As I walked to work in the snow today all I wanted was to stop at the deli for biscuits and gravy. Their warmth and heaviness would have been like climbing back into bed under a heavy blanket. And eating it would have knocked me the fuck out once I got to work, leaving my chin and eyelids drooping as I tried to type a reply to whatever pointlessness comes across my desk today.

“Stay strong,” I told myself, “resist your inclinations.”

The impulse to stop at the deli pulled all the stronger as I remembered yesterday: my kids had woken up in the middle of the night and again early in the morning. “Oh god, I… oh fuck, I just, I can’t.” I had mumbled to myself as I staggered to find and put on my jeans. Tired enough to be uninhibited but awake enough to be devious I remembered that my officemate would be out that day so I decided to sleep at work, put my feet on the desk or something.

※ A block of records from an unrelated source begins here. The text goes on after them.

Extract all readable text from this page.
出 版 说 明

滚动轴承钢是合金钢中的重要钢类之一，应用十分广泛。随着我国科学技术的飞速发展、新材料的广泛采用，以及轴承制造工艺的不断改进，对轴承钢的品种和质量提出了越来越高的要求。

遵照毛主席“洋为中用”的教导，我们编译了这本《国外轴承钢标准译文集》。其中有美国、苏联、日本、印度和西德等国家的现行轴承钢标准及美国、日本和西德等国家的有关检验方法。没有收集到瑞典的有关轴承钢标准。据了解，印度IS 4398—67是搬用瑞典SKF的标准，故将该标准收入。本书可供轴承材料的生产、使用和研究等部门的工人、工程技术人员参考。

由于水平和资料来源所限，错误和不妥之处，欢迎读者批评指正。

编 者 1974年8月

On my trip to work that morning I calculated. “I have about 45 minutes available to sleep, which is enough sleep to make a difference. I need to fall asleep quickly though and I’m not very good at that.” I worried I wouldn’t be able to sleep, and worried that the worry would be the thing keeping me up. “I will fail, it will be my fault, and failing to sleep I will fail at everything else today,” a common script these days. Then I saw the deli and didn’t so much think as feel “biscuits and gravy, comfort, calm, relaxation.” I bought them and some roasted potatoes, ate while I walked the rest of the way to work. I dropped the empty deli carton in a dumpster, opened the door to my building, climbed the stairs, stopped at the kitchen to fill my coffee cup, walked down the hall to my office, opened my office door, closed the door behind me, set the coffee cup on my desktop, took off my winter coat, bundled it into a ball on the floor, and set my phone next to it. Then I lay down on my side, curled up on the floor with the coat under my head.

My hipbones felt rigid and pointy, like rocks in my pockets. The floor felt hard, as did the thought “I’m a middle-aged man lying on the carpet next to a wheeled office chair.” Fuck it. I wrapped a sleeve around my eyes to block out the light. The remaining biscuits and gravy feeling inside me was like a warm hug, like a Peanuts character patting my head, saying “poor, sweet baby.” An hour later I woke up, checked the time on my phone, thought about getting up, and rolled over. Twenty minutes later I stood up, slammed the cold cup of coffee, rubbed my eyes, stretched, and walked back to the kitchen for a refill.

This morning I wasn’t - I’m not - hungry. I had a big bowl of cereal. The appeal of the biscuits and gravy lies almost entirely with their tranquilizer quality. And so walking away from the store this morning biscuitless, gravyless, meant a commitment to working without napping on the office floor. Today I will stay upright, or at least I will not overeat to ease the act of lying on the floor. I congratulated myself on my willpower, patting myself on the back for winning a victory against myself. Small achievements in small lives.